Before “bohemian luxury” became a genre, Rifat Ozbek was defining it. Born in Istanbul and trained at Saint Martin’s, Ozbek brought a worldly, almost nomadic sensibility to fashion in the late 1980s and ’90s, blending Ottoman influences with sharp tailoring, folkloric embroidery with modern ease. Like John Galliano, he was a designer with a deep sense of storytelling—his collections felt like passages from a well-traveled diary, filled with silk kaftans, velvet boleros, and rich, talismanic ornamentation.
His Fall 1989 collection, for example, was a study in opulence—so striking that Irving Penn immortalized one of its embroidered velvet boleros on Paulina Porizkova for Vogue. Yet Ozbek was just as adept at stripping things back, as seen in his all-white 1990 collection, often credited with sparking the ’90s love affair with minimalism. Twice named British Designer of the Year (1988 and 1992), he was a favorite among fashion insiders before stepping away from the runway to focus on home design with his label Yastik. But his vision—fashion as a form of cultural storytelling—still resonates today.
If you love designers who weave history, craftsmanship, and global influences into their work, you really should know Rifat Ozbek.
Go Red or Go Home
I’ve been wearing the same shade of red-red Gucci lipstick and Essie nail polish for five years, and I feel incomplete without them. Red, after all, isn’t just a color—it’s a commitment. The New Yorker’s Jackson Arn explores this idea in The Eternal Mysteries of Red, a fascinating dive into why red captivates, unsettles, and refuses definition.

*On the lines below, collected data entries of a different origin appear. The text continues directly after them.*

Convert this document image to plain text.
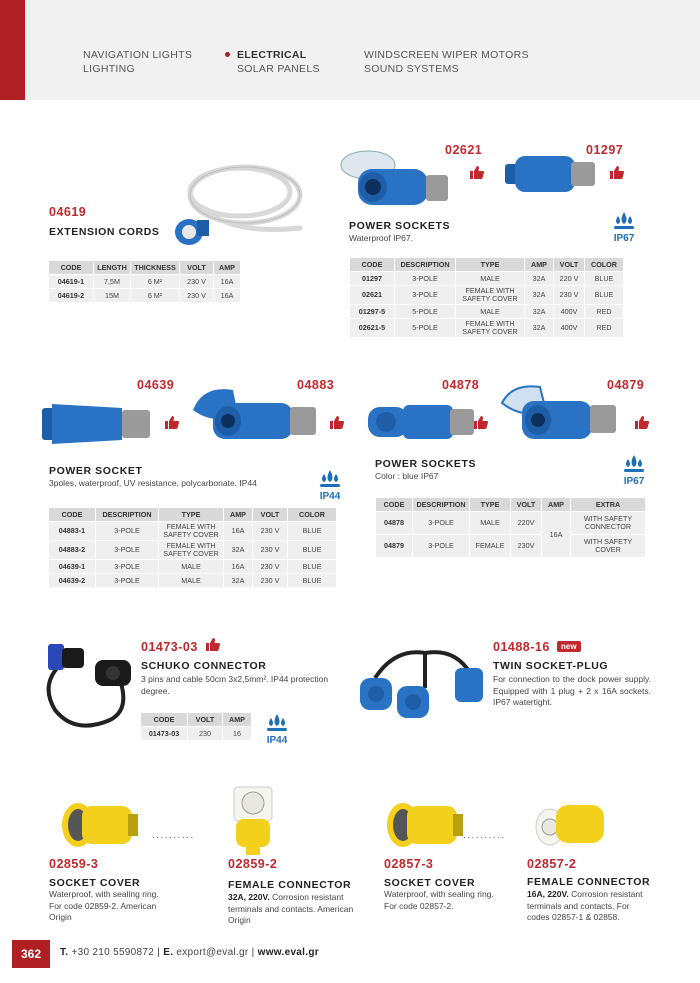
NAVIGATION LIGHTS
LIGHTING
ELECTRICAL
SOLAR PANELS
WINDSCREEN WIPER MOTORS
SOUND SYSTEMS
04619
EXTENSION CORDS
CODE	LENGTH	THICKNESS	VOLT	AMP
04619-1	7,5M	6 M²	230 V	16A
04619-2	15M	6 M²	230 V	16A
02621	01297
POWER SOCKETS
Waterproof IP67.	IP67
CODE	DESCRIPTION	TYPE	AMP	VOLT	COLOR
01297	3-POLE	MALE	32A	220 V	BLUE
02621	3-POLE	FEMALE WITH SAFETY COVER	32A	230 V	BLUE
01297-5	5-POLE	MALE	32A	400V	RED
02621-5	5-POLE	FEMALE WITH SAFETY COVER	32A	400V	RED
04639	04883
POWER SOCKET
3poles, waterproof, UV resistance, polycarbonate. IP44
IP44
CODE	DESCRIPTION	TYPE	AMP	VOLT	COLOR
04883-1	3-POLE	FEMALE WITH SAFETY COVER	16A	230 V	BLUE
04883-2	3-POLE	FEMALE WITH SAFETY COVER	32A	230 V	BLUE
04639-1	3-POLE	MALE	16A	230 V	BLUE
04639-2	3-POLE	MALE	32A	230 V	BLUE
04878	04879
POWER SOCKETS
Color : blue IP67	IP67
CODE	DESCRIPTION	TYPE	VOLT	AMP	EXTRA
04878	3-POLE	MALE	220V	16A	WITH SAFETY CONNECTOR
04879	3-POLE	FEMALE	230V		WITH SAFETY COVER
01473-03
SCHUKO CONNECTOR
3 pins and cable 50cm 3x2,5mm². IP44 protection degree.
CODE	VOLT	AMP
01473-03	230	16
IP44
01488-16	new
TWIN SOCKET-PLUG
For connection to the dock power supply. Equipped with 1 plug + 2 x 16A sockets. IP67 watertight.
..........	..........
02859-3
SOCKET COVER
Waterproof, with sealing ring. For code 02859-2. American Origin
02859-2
FEMALE CONNECTOR
32A, 220V. Corrosion resistant terminals and contacts. American Origin
02857-3
SOCKET COVER
Waterproof, with sealing ring. For code 02857-2.
02857-2
FEMALE CONNECTOR
16A, 220V. Corrosion resistant terminals and contacts. For codes 02857-1 & 02858.
362	T. +30 210 5590872 | E. export@eval.gr | www.eval.gr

From Barnett Newman’s slashed canvas (Who’s Afraid of Red, Yellow, and Blue III) to Vermeer’s Girl with the Red Hat, Arn reveals how red is never neutral: it commands, seduces, warns, and delights. It’s the first color most cultures named, the one that quickens the pulse, and—no surprise—the shade most likely to be politicized, romanticized, or feared.
If you’ve ever felt naked without a red lip or powerless in a sea of neutrals, this essay will remind you why. Red isn’t just worn—it’s wielded.